“母后从来都没求过你什么,如今就当母后求你了,太子,那姜氏本就是逾白的心仪之人,他们二人有多年感情在,如今逾白对她这般念念不忘,不惜多次上门主动求你,念在你们两个之间的感情份上,你便是将那侍妾给了他又如何,反正你身为太子,后宫会有三宫六院,会有无数数不清的美婢入内,往后院中只会有更多的人在,何必在乎这一个所谓的小小侍妾,何必为了她与兄弟相争呢?”

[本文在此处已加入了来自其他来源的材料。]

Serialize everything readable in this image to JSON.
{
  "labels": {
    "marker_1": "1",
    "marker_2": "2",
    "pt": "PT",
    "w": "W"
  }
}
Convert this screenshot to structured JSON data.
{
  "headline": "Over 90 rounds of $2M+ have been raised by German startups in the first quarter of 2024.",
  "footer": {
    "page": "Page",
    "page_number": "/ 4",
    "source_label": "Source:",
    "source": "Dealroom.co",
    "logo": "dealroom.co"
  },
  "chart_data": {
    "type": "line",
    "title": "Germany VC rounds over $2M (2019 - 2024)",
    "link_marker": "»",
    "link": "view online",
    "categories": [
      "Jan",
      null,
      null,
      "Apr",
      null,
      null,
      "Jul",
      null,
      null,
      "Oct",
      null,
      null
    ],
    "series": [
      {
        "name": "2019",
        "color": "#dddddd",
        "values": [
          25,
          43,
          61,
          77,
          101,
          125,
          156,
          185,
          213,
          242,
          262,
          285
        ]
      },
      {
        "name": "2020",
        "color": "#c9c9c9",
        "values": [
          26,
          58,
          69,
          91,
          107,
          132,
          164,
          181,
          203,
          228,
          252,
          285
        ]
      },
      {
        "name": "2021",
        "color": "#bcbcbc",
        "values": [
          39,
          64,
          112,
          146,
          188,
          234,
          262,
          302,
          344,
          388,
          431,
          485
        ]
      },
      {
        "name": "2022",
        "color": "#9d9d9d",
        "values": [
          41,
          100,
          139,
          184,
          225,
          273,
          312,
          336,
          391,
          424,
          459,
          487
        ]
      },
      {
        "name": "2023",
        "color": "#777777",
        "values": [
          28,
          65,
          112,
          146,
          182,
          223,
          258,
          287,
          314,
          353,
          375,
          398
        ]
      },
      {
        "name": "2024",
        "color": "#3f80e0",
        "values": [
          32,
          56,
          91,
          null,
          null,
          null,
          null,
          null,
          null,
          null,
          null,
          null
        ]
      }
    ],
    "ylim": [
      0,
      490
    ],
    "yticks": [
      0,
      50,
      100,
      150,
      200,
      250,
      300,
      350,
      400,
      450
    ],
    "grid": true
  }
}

皇后自上座下来,漂亮的锦衣穿着在她的身上,愈发显得光彩照人,她伸出手,凑近萧执后,手掌落在他的肩膀之上。
而后柔柔地微微出声:“太子,你说呢?”
萧执已经许久没有听过皇后用如此口气与他说话了,幼时每次只有他将东西忍让给谢逾白时,才能得到皇后如此温柔夸赞他懂事的话语。
如今竟也一样。
他只觉讽刺,心中不是滋味。
他并未回应皇后的话,就如同今日一早,她刚开始未曾第一时间理他一样,半晌没有吭声。
皇后微微蹙眉,强忍着耐心问他:“你一直不肯同意,太子,你莫不是当真喜欢上那侍妾了?”
萧执脑中出现姜玉照那张面容,想到她与他一同执笔写字的模样,凤眸微微颤动,指尖紧攥。
“不……”
他凤眸紧闭,转身往外走去,临要出去时顿住脚步,声音喑哑。
“我知道了。”
第51章
皇后大喜过望,欣喜若狂,不住的夸赞着萧执。
“太子,你自幼便是聪慧的,能容忍的,你父皇也曾夸赞过你兄友弟恭、品性高洁,如今又能这般知进退,懂得维护与逾白之间的手足挚友情谊,可见你确实是个值得称道的。”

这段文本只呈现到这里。